讓京都民眾稍微松了一口氣的是,日本文部科學大臣馳浩在11月17日的例行記者會上明確表示:政府將會以“文化廳向京都轉移為前提,來討論相關議題”。
長期以來,京都市以及市所在的京都府花費了大量的人力財力,試圖游說中央政府把文部科學省所轄的文化廳搬遷到京都市來。而文部大臣這一首次且積極的公開表態,是目前為止京都市在文化廳搬遷這一問題上最接近勝利的時刻。
其實,不管在發展中國家還是發達國家,大都市吸收過多人口所造成的“黑洞效應”正越來越成為令政府頭痛的問題。人口過度集中會同時造成大都市的生活水平下降以及小城市的發展后勁不足。
為此,許多政府都想到的一個應對策略是,把政府機關撤離首都。這樣做首先能為地方城市或同一城市的欠發達區域帶來經濟、文化上的直接收益。其次,搬遷所顯示出的政府姿態,又能為該地區的未來發展注入間接的動力。但是,因政府機關搬遷而產生的中央與地方的矛盾以及地方之間的矛盾,又是我們不得不直面的話題。
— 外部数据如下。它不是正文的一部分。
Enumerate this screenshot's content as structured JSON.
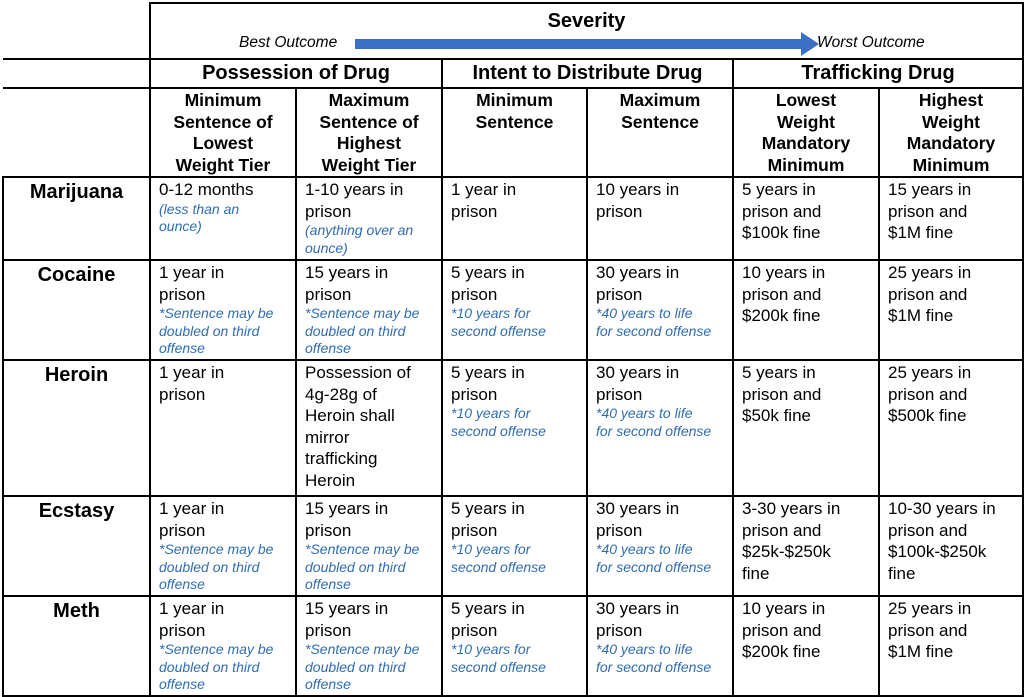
{
  "severity": {
    "title": "Severity",
    "best_label": "Best Outcome",
    "worst_label": "Worst Outcome",
    "arrow_color": "#3a6fc4"
  },
  "categories": [
    "Possession of Drug",
    "Intent to Distribute Drug",
    "Trafficking Drug"
  ],
  "subheaders": [
    [
      "Minimum",
      "Sentence of",
      "Lowest",
      "Weight Tier"
    ],
    [
      "Maximum",
      "Sentence of",
      "Highest",
      "Weight Tier"
    ],
    [
      "Minimum",
      "Sentence"
    ],
    [
      "Maximum",
      "Sentence"
    ],
    [
      "Lowest",
      "Weight",
      "Mandatory",
      "Minimum"
    ],
    [
      "Highest",
      "Weight",
      "Mandatory",
      "Minimum"
    ]
  ],
  "rows": [
    {
      "drug": "Marijuana",
      "cells": [
        {
          "text": [
            "0-12 months"
          ],
          "note": [
            "(less than an",
            "ounce)"
          ]
        },
        {
          "text": [
            "1-10 years in",
            "prison"
          ],
          "note": [
            "(anything over an",
            "ounce)"
          ]
        },
        {
          "text": [
            "1 year in",
            "prison"
          ],
          "note": []
        },
        {
          "text": [
            "10 years in",
            "prison"
          ],
          "note": []
        },
        {
          "text": [
            "5 years in",
            "prison and",
            "$100k fine"
          ],
          "note": []
        },
        {
          "text": [
            "15 years in",
            "prison and",
            "$1M fine"
          ],
          "note": []
        }
      ]
    },
    {
      "drug": "Cocaine",
      "cells": [
        {
          "text": [
            "1 year in",
            "prison"
          ],
          "note": [
            "*Sentence may be",
            "doubled on third",
            "offense"
          ]
        },
        {
          "text": [
            "15 years in",
            "prison"
          ],
          "note": [
            "*Sentence may be",
            "doubled on third",
            "offense"
          ]
        },
        {
          "text": [
            "5 years in",
            "prison"
          ],
          "note": [
            "*10 years for",
            "second offense"
          ]
        },
        {
          "text": [
            "30 years in",
            "prison"
          ],
          "note": [
            "*40 years to life",
            "for second offense"
          ]
        },
        {
          "text": [
            "10 years in",
            "prison and",
            "$200k fine"
          ],
          "note": []
        },
        {
          "text": [
            "25 years in",
            "prison and",
            "$1M fine"
          ],
          "note": []
        }
      ]
    },
    {
      "drug": "Heroin",
      "cells": [
        {
          "text": [
            "1 year in",
            "prison"
          ],
          "note": []
        },
        {
          "text": [
            "Possession of",
            "4g-28g of",
            "Heroin shall",
            "mirror",
            "trafficking",
            "Heroin"
          ],
          "note": []
        },
        {
          "text": [
            "5 years in",
            "prison"
          ],
          "note": [
            "*10 years for",
            "second offense"
          ]
        },
        {
          "text": [
            "30 years in",
            "prison"
          ],
          "note": [
            "*40 years to life",
            "for second offense"
          ]
        },
        {
          "text": [
            "5 years in",
            "prison and",
            "$50k fine"
          ],
          "note": []
        },
        {
          "text": [
            "25 years in",
            "prison and",
            "$500k fine"
          ],
          "note": []
        }
      ]
    },
    {
      "drug": "Ecstasy",
      "cells": [
        {
          "text": [
            "1 year in",
            "prison"
          ],
          "note": [
            "*Sentence may be",
            "doubled on third",
            "offense"
          ]
        },
        {
          "text": [
            "15 years in",
            "prison"
          ],
          "note": [
            "*Sentence may be",
            "doubled on third",
            "offense"
          ]
        },
        {
          "text": [
            "5 years in",
            "prison"
          ],
          "note": [
            "*10 years for",
            "second offense"
          ]
        },
        {
          "text": [
            "30 years in",
            "prison"
          ],
          "note": [
            "*40 years to life",
            "for second offense"
          ]
        },
        {
          "text": [
            "3-30 years in",
            "prison and",
            "$25k-$250k",
            "fine"
          ],
          "note": []
        },
        {
          "text": [
            "10-30 years in",
            "prison and",
            "$100k-$250k",
            "fine"
          ],
          "note": []
        }
      ]
    },
    {
      "drug": "Meth",
      "cells": [
        {
          "text": [
            "1 year in",
            "prison"
          ],
          "note": [
            "*Sentence may be",
            "doubled on third",
            "offense"
          ]
        },
        {
          "text": [
            "15 years in",
            "prison"
          ],
          "note": [
            "*Sentence may be",
            "doubled on third",
            "offense"
          ]
        },
        {
          "text": [
            "5 years in",
            "prison"
          ],
          "note": [
            "*10 years for",
            "second offense"
          ]
        },
        {
          "text": [
            "30 years in",
            "prison"
          ],
          "note": [
            "*40 years to life",
            "for second offense"
          ]
        },
        {
          "text": [
            "10 years in",
            "prison and",
            "$200k fine"
          ],
          "note": []
        },
        {
          "text": [
            "25 years in",
            "prison and",
            "$1M fine"
          ],
          "note": []
        }
      ]
    }
  ]
}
圍繞日本文化廳搬遷產生的爭議,所揭示的不僅是和這一具體事件相關行動者之間的博弈,其背后折射出的經濟低增長時代日本政府的行政方針更值得我們進一步思考。
東京的一極化和地方的抗爭
日本首都東京街頭繁忙景象。日本發行量最大的英語報紙《日本時報》11月28日在其官方網站上發表了一篇題為《東京是否正在謀殺全日本?》的報道。雖然標題駭人聽聞,但諷刺的是,我們無法否認這一論斷。
與戰后日本經濟飛速增長同時進行的,是東京成長為日本經濟、政治、文化等多重中心的過程。首都成為一國中心本無可厚非,但東京的中心化卻越來越走向一種不健康的“一極化”。
根據2010年的數據,東京都內的人口已超過1300萬。而包括東京都周邊千葉、茨城、埼玉和神奈川等縣市的首都通勤圈人口則已達到2500萬。這一數字大概占到日本總人口的四分之一。在人口聚集的同時,商業也慢慢圍攏到東京周圍。以東京為中心的關東地區,擁有在東京證券交易所第一部門上市的60%的企業總部以及日本所有外資中76%的企業總部。與東京這種一極化造成的“過密”相對的,是地方城市的“過疏”。人口和商業在東京的單極聚集,造成的影響不只停留在現時勞動力、消費力的缺乏以及稅金的流失。遷居東京的年輕人更會接著在那里生養后代,從而持續這種不平衡發展。
自然,日本的地方政府不會坐以待斃。它們也在做出各種嘗試來扭轉這種不平衡。其中要數關西地區的努力最為顯著。
擁有大阪和京都兩大都市的關西地區有著悠久歷史。大阪不僅曾經是日本的第一都市,更被視作日本商業的起源。從794年起到1868年明治維新為止,京都一直作為日本首都存在。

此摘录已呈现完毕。